Vous avez vu ? Dans la touffe des hortensias bleus transformés en couleur rouille par cet hiver long et rigoureux, là tout en bas, les premiers bourgeons sont venus. Une touche de vert lourde des promesses du printemps.
Les hortensias bleus vont bientôt revenir pour illuminer cette austère façade qui en son temps fût celle de la forge du village.

Cette forge où mes yeux d’enfants s’émerveillaient de la dextérité du forgeron à faire prendre au fer les formes voulues dans l’odeur acre de la corne brûlée et ce feu mystérieux qui scintillait dans son brasero et j'avais l'autorisation de tirer sur la chaîne qui activait l'énorme soufflet qui redonnait vie à ce feu dont je vois encore les traces sur les poutres de cette forge que maintenant j'occupe

Et je me souviens de ce forgeron, sacristain à ses heures perdues et que je voyais tel un gnome ensorcelé se suspendre aux cordes pour donner l’impulsion aux cloches qui ponctuaient la vie du village et celle de ses habitants

Savez que dans certaines tribus africaines, les forgerons, ces dompteurs de matière sont considérés comme sorciers et dépositaires de lourds et intransmissibles secrets ?

Et mon saule pleureur au travers duquel s’aperçoit le clocher du village comme un doigt levé bientôt aussi va pouvoir continuer à pleurer tout son saoul devant ce temps qui va et qui vient et ces saisons au rythme immuable, apaisant et éternel


Fuite des jours
Arrivée des bourgeons
Et on se prépare
Le cœur joyeux
A l’irruption des couleurs
Et aux fêtes de l’été

Bilan de faillite

Devenir bloggeur, la bonne blague! Ce truc là n’est pas fait pour moi, c’est ce que je me suis dit longtemps. je ne suis pas vraiment ce qu’on peut qualifier geek de formation mais, un jour, j’ai eu le pulse après un pub à la télé ou je ne sais où. (j’parle le Vandamme par cœur, vous saviez pas ?)

Et je m’suis décidé à franchir le pas, n’étant pas a priori plus con qu’un autre, je devrais y arriver.

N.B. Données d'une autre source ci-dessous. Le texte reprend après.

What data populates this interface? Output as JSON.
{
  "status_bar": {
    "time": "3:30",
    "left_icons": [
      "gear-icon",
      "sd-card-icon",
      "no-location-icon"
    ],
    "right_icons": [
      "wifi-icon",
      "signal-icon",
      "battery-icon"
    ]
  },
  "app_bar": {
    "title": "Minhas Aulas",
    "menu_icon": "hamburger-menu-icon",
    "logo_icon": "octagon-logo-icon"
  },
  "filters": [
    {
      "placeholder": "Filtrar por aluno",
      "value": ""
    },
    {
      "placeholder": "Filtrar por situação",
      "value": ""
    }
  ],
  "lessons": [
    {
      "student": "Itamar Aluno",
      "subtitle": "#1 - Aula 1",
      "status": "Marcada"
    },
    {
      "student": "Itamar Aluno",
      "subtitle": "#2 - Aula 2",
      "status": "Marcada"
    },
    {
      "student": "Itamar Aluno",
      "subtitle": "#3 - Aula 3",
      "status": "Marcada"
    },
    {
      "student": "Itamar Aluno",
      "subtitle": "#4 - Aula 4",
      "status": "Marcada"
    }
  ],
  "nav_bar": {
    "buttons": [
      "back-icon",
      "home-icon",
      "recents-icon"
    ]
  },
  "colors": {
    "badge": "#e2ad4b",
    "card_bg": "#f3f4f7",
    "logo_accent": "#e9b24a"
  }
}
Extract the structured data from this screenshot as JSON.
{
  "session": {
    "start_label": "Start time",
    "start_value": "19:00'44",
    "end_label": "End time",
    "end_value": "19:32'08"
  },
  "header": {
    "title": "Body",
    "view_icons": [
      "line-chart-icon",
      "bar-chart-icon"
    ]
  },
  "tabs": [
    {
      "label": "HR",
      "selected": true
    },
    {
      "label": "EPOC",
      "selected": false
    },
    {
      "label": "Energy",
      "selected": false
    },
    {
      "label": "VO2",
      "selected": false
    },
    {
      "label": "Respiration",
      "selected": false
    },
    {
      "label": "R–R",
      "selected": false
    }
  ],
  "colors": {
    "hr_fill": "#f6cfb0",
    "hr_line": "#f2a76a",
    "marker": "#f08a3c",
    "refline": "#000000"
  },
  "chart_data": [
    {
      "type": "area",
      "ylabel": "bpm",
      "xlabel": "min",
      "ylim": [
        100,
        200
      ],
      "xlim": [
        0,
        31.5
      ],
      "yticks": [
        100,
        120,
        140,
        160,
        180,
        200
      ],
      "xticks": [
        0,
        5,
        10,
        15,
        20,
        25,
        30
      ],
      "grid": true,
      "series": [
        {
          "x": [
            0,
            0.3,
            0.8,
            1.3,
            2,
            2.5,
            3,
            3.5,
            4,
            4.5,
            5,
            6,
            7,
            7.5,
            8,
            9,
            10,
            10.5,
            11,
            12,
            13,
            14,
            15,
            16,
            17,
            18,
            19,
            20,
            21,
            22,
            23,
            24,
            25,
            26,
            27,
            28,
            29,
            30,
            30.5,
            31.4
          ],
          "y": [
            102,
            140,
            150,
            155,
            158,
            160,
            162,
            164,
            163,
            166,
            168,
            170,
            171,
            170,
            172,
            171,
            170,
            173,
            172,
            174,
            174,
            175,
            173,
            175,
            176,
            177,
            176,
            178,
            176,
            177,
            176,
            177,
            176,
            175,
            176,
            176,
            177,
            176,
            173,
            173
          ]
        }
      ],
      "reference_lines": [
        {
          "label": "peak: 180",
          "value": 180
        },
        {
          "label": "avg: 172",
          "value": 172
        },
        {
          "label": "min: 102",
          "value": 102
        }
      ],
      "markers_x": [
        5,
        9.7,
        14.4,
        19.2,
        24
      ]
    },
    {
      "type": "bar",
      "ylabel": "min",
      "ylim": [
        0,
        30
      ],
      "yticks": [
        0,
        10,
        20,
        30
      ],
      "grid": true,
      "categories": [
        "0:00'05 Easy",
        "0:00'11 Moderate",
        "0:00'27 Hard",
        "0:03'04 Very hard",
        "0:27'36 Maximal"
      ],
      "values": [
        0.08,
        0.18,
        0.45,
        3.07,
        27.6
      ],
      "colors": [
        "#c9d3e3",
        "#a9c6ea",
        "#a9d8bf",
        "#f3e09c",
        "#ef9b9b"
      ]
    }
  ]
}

Ça reste à prouver que vous me direz, eh, ben ! Justement : C’est c’que j’ai fait et me v’la à arpenter la foutue blogosphère avec mes gros sabots, dondaine !!!

Je me souviens de mon premier matin, le premier en fait après avoir confié mes précieuses pensées à la toile.

J’ai du me lever, non pas aux aurores, faut pas pousser, mais au moins avant 9 heures du mat pour voir combien d’admirateurs(trices) avaient consulté mon first post

Zéro ! ah, ben, merde, alors ! V’la autre chose !!. Bon, qu’je me dit, ça y’en a pas être grave, pt’être qui dorment encore vu l’heure matinale

Rendez vous donc au matin suivant. Zéro et comme ça pendant au moins deux mois à la suite. Faut avoir de la constance quand même alors qu’je me voyais déjà en haut de l’affiche au bout de trois jours.

L’est fort l’Aznavour dans sa p’tite chanson, i décrit bien les choses de la vie telles qu’elles sont.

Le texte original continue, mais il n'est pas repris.